Liverpool made one error and wobbled after building a dominating lead at Benfica. Jurgen Klopp's players, on the other hand, are the most tenacious.
Adel Taarabt's decision-making and execution under duress soon after the half-hour mark had a comfortable regularity.
By the time Taarabt got a pressure-relieving pass on the edge of the center circle, the visitors had already gained a lead they didn't appear likely to surrender.
Taarabt decided there was no better time to break into some intricate one-touch play. He cushioned the first-time ball directly between his two closest teammates and into Ibrahima Konate's path.
He then held his begged hands outstretched, as if to ask why no one could teleport 10 yards in time to retain possession.
After only six touches and eight seconds, Liverpool increased their lead. It came as a great shock to practically nobody. Liverpool retaliated viciously and ludicrously for their blunder.
Liverpool continue their winning streak
Konate, who scored the game's first goal with a straightforward header, handed the ball on to Trent Alexander-Arnold.
The right-back snatched an incisive Luis Diaz run with a 40-yard throw that even suited the Colombian's long stride. He then allowed him to tip back across goal for Sadio Mane.
The fight had come to an end. That feeling may have infected Liverpool's unconscious collective mind.
Jurgen Klopp frequently praises his team's supreme mindset, but there is no guarantee of immunity from complacency at any level. Nor can collective confidence problems be avoided indefinitely.
Watford found flaws in their imperious armor, and Benfica followed suit to untangle this Champions League tie.
It's one thing to strike a couple of sucker punches on Liverpool. It's quite another to land a knockout blow while avoiding a retaliatory flurry. A growing number of clubs are discovering this in increasingly painful ways.
As Arsenal and Nottingham Forest can attest, they have developed an especially lethal predilection for scoring immediately after conceding a golden opportunity.
After Konate's error allowed Darwin Nunez to cut the lead in half, Benfica's chances were more of a general dominance.

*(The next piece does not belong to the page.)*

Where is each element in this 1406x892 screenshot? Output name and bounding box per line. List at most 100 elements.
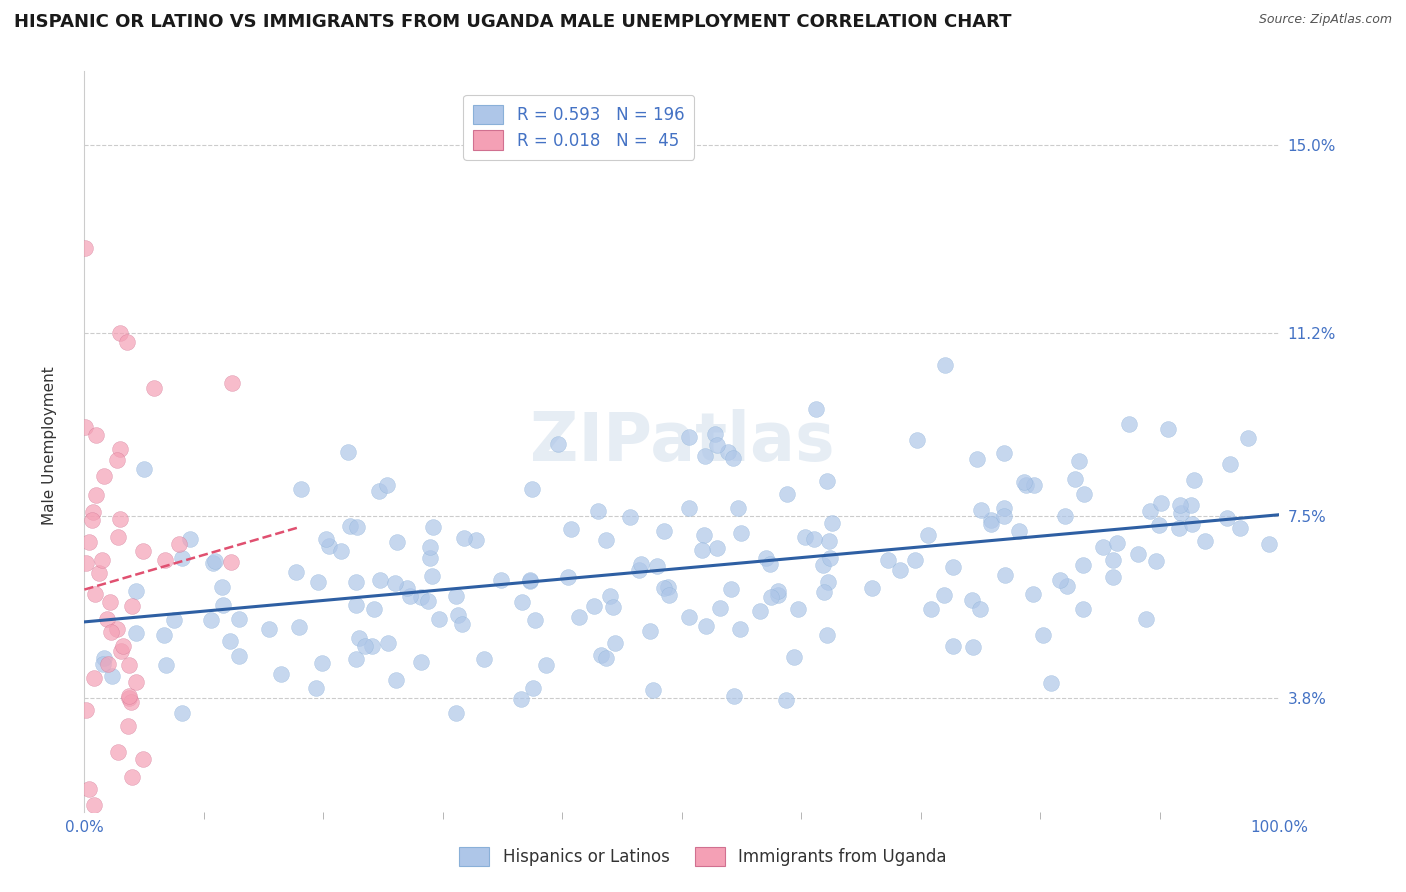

Four of the hosts' nine shots came in the first ten minutes after a goal that energized the Estadio da Luz. Alisson destroyed every tabloid journalist's hopes by saving from Everton Soares.
With a minor but palpable sense of danger lingering, the Brazilian did some awkward, heart-stopping footwork on the fringe of his own area on two consecutive occasions.
On the hour, Klopp made a triple replacement in the hopes of calming down the Reds. He brought in lieutenant Jordan Henderson and the dynamic duo of Roberto Firmino and Diogo Jota. It helped ease their worries while also disrupting Benfica's rhythm.
In a game of 26 shots, the absence of one between the 61st and 81st minutes was noticeable and not by chance. Liverpool were in desperate need of a respite.
Then it was time for their final effort. Attempts by Alexander-Arnold, Firmino, and Jota were all fiercely blocked, while Diaz squandered one opportunity.
With the next, he'd have none of it, rounding Odysseas Vlachodimos for a clinching third goal to cap Naby Keita's run and through ball.
It was a victory propelled forward by Red Bull. Two of the goal scorers, Konate and Mane, were helped in their development by Leipzig and Salzburg, respectively.
Konate was to blame for Benfica's goal and much of the danger that followed. But he played excellent defense in the first half and absorbed the opener nicely.
It's astonishing that the Merseyside club have only made two first-team acquisitions this season, and both Kanote and Diaz have fit in so well.
The team's long-term viability is also under question. That is what distinguishes them from the majority of their mates.
Others are capable of playing at a similar level to Liverpool, but no team can punish an innocuous mistake as quickly as Mane's goal. Nor can they be as consistently dangerous.
Klopp's team, on the other hand, can weather a storm, emerge undamaged, and still have time to have the final say. When the rest of the team is on the verge of collapsing, they manage to keep going.
It's a great party trick, especially when the only way to make history is to clear these last hurdles, no matter how convincingly.